I’ve been talking about a capitulation threshold because it’s an easy example, but the history of computer security tells us that leaking any kind of information about your implementation can be dangerous. It’s best to just assume that attackers have magical attack powers and hide as much as you can.

(Aside: what about FDT? Isn’t it immune to this kind of exploitation? Sure, but you’re not going to be running FDT, you’re going to be running some approximation to it. Imagine an agent running FDT-approx, which spends N cycles computing an approximation to FDT, then acts on that. The value of N is then sensitive data - knowing that could allow an adversary to construct a situation just complicated enough to lead to poor behaviour without being too costly to construct.)

But if we are operating in a context where revealing information about how we work is dangerous, how are we supposed to reveal enough about ourselves to be able to cooperate effectively?
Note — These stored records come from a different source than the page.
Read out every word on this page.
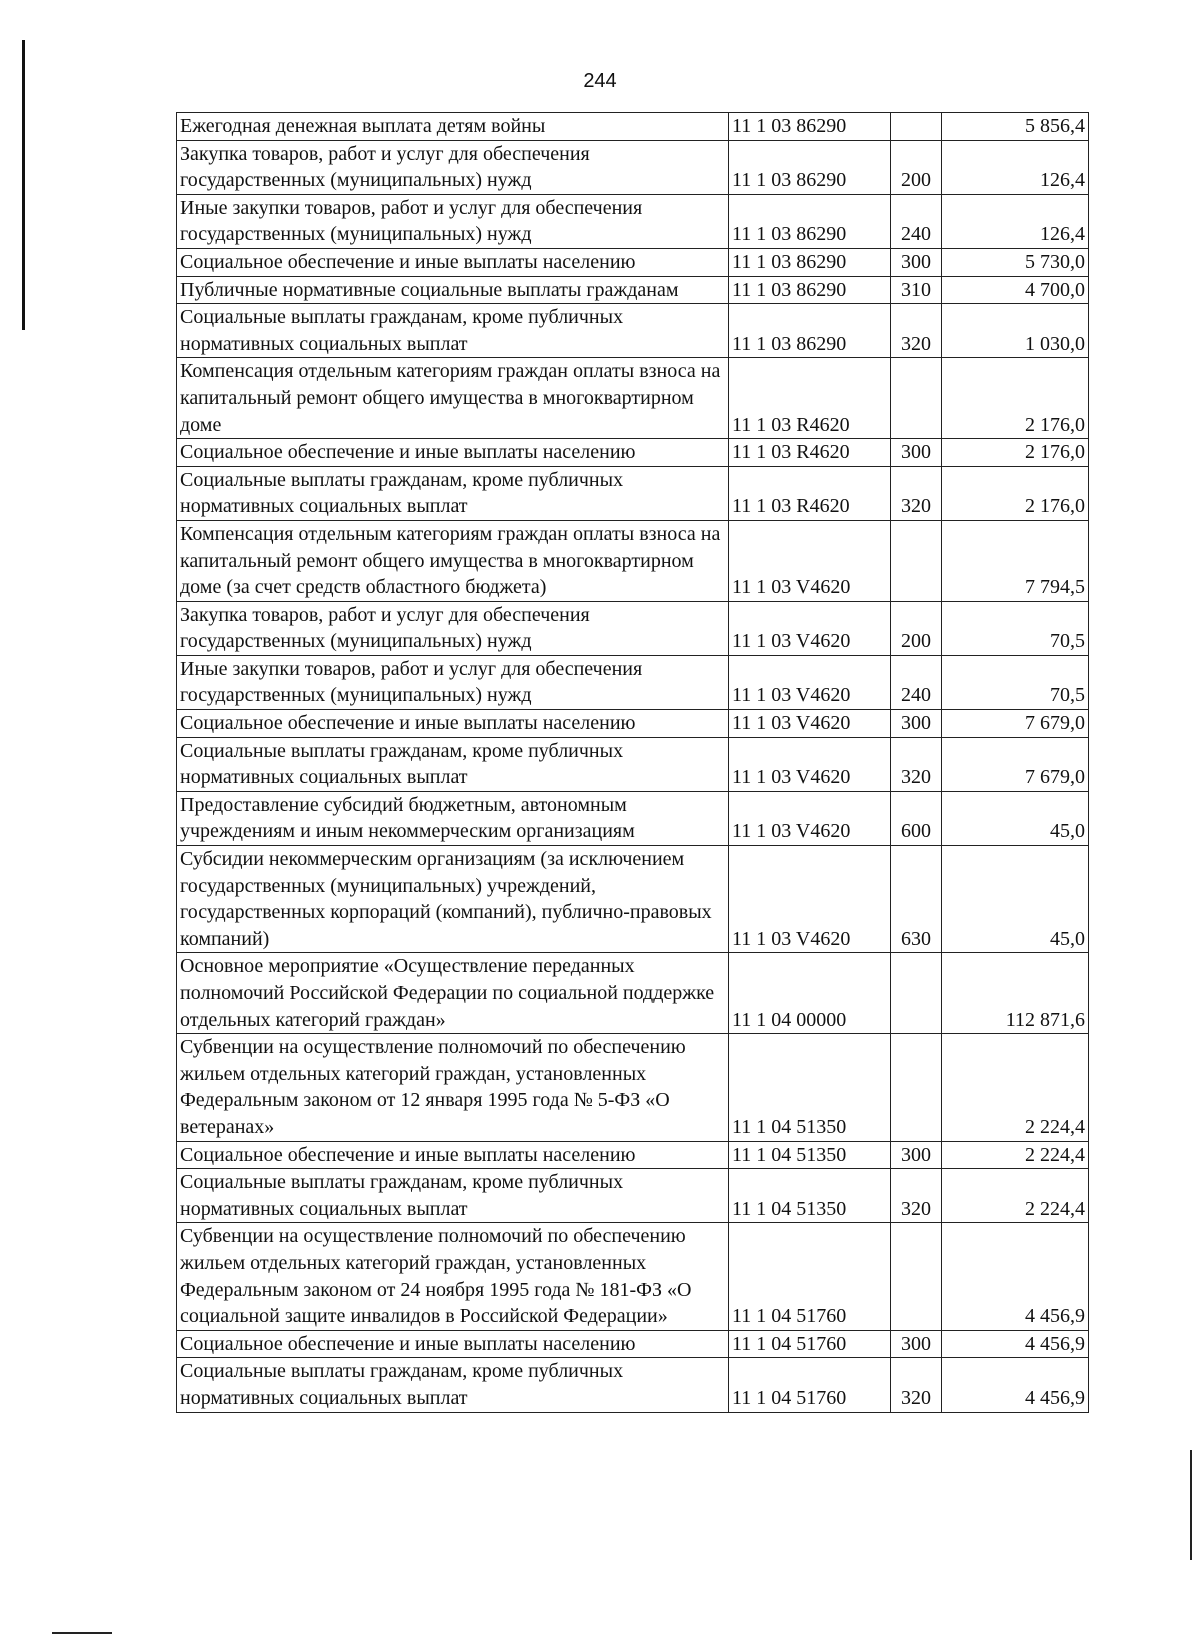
244
Ежегодная денежная выплата детям войны	11 1 03 86290		5 856,4
Закупка товаров, работ и услуг для обеспечения государственных (муниципальных) нужд	11 1 03 86290	200	126,4
Иные закупки товаров, работ и услуг для обеспечения государственных (муниципальных) нужд	11 1 03 86290	240	126,4
Социальное обеспечение и иные выплаты населению	11 1 03 86290	300	5 730,0
Публичные нормативные социальные выплаты гражданам	11 1 03 86290	310	4 700,0
Социальные выплаты гражданам, кроме публичных нормативных социальных выплат	11 1 03 86290	320	1 030,0
Компенсация отдельным категориям граждан оплаты взноса на капитальный ремонт общего имущества в многоквартирном доме	11 1 03 R4620		2 176,0
Социальное обеспечение и иные выплаты населению	11 1 03 R4620	300	2 176,0
Социальные выплаты гражданам, кроме публичных нормативных социальных выплат	11 1 03 R4620	320	2 176,0
Компенсация отдельным категориям граждан оплаты взноса на капитальный ремонт общего имущества в многоквартирном доме (за счет средств областного бюджета)	11 1 03 V4620		7 794,5
Закупка товаров, работ и услуг для обеспечения государственных (муниципальных) нужд	11 1 03 V4620	200	70,5
Иные закупки товаров, работ и услуг для обеспечения государственных (муниципальных) нужд	11 1 03 V4620	240	70,5
Социальное обеспечение и иные выплаты населению	11 1 03 V4620	300	7 679,0
Социальные выплаты гражданам, кроме публичных нормативных социальных выплат	11 1 03 V4620	320	7 679,0
Предоставление субсидий бюджетным, автономным учреждениям и иным некоммерческим организациям	11 1 03 V4620	600	45,0
Субсидии некоммерческим организациям (за исключением государственных (муниципальных) учреждений, государственных корпораций (компаний), публично-правовых компаний)	11 1 03 V4620	630	45,0
Основное мероприятие «Осуществление переданных полномочий Российской Федерации по социальной поддержке отдельных категорий граждан»	11 1 04 00000		112 871,6
Субвенции на осуществление полномочий по обеспечению жильем отдельных категорий граждан, установленных Федеральным законом от 12 января 1995 года № 5-ФЗ «О ветеранах»	11 1 04 51350		2 224,4
Социальное обеспечение и иные выплаты населению	11 1 04 51350	300	2 224,4
Социальные выплаты гражданам, кроме публичных нормативных социальных выплат	11 1 04 51350	320	2 224,4
Субвенции на осуществление полномочий по обеспечению жильем отдельных категорий граждан, установленных Федеральным законом от 24 ноября 1995 года № 181-ФЗ «О социальной защите инвалидов в Российской Федерации»	11 1 04 51760		4 456,9
Социальное обеспечение и иные выплаты населению	11 1 04 51760	300	4 456,9
Социальные выплаты гражданам, кроме публичных нормативных социальных выплат	11 1 04 51760	320	4 456,9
Zero knowledge cooperation

We can borrow some ideas from security to help us here. Suppose that A wishes to convince B that they are likely to cooperate in an upcoming game. What A actually wants to convey to B is that precise fact: they are likely to cooperate. Ideally they would reveal no other knowledge at all. What we want is a zero-knowledge proof of A’s willingness to cooperate.

This seems like it could be a whole subfield of work, but here are a few suggestions.

Private histories

One way for A provide evidence that they are likely to cooperate is to provide historical evidence that they cooperated in similar situations in the past. However, this is sensitive information, so ideally they would like it not to be public.

So let’s suppose that after a game has played out, the results are made public, but identifying each agent with a unique token, for which they can provide a zero-knowledge proof of ownership.

Thus A can reveal that they were a participant in a previous game, providing evidence towards their future actions, but without providing this knowledge to anyone except B.

Secret source-code sharing

The most convincing evidence A could provide would be a copy of its source code.2 However, they don’t want B to end up with that, but only the derived information that it “looks trustworthy”.

To that end we can run the following protocol.3

First, A provides B with a copy of A’s source code, encrypted using A’s secret key and a fully homomorphic encryption scheme.4 Then B runs (homomorphically) a program (the Validator) on the source code that validates a property (in this case “trustworthiness”), and outputs 0 or 1 depending on whether the property holds. Crucially, the Validator also signs this output with B’s secret key.

Now what B actually receives is an encrypted version of the Validator’s output, so B has to return this to A for decryption. A can validate that the decrypted response matches an agreed upon pattern (is 0 or 1, not, say, the full source code), in which case they pass it back to B, along with the signature. Since A cannot forge B’s signature, B trusts that this really is the output of the Validator.

I think this is a zero-knowledge proof, since B cannot replicate the process for someone else without having A’s secret key, and a log of the transactions does not rule out B having provided A with the response beforehand. Informally, the “surprising” part of the protocol is A producing a token with B’s signature, but this is only surprising to B, and could be easily faked for a third part if A and B were colluding.


I think the situation looks surprisingly good here. A cautious agent should be able to get by with revealing the minimum amount of information about itself. The biggest problem is the currently prohibitive cost of FHE, but I’m optimistic that that will come down over time.

  1. Even if you have good security procedures you still want to do this. You should install fail2ban even if you think SSH is secure. 

  2. There is, of course, the small matter of proving that the source code you provided is the code you’re actually running, but this is independent of the security problem. 

  3. This protocol actually allows B to extract one bit of information of any kind from A’s secret data, so could be used for other purposes too. As far as I know it’s novel. 

  4. FHE is prohibitively expensive to perform at the moment, but we’re looking for a possibility proof here. Yes, I’m using a very large hammer to crack this nut.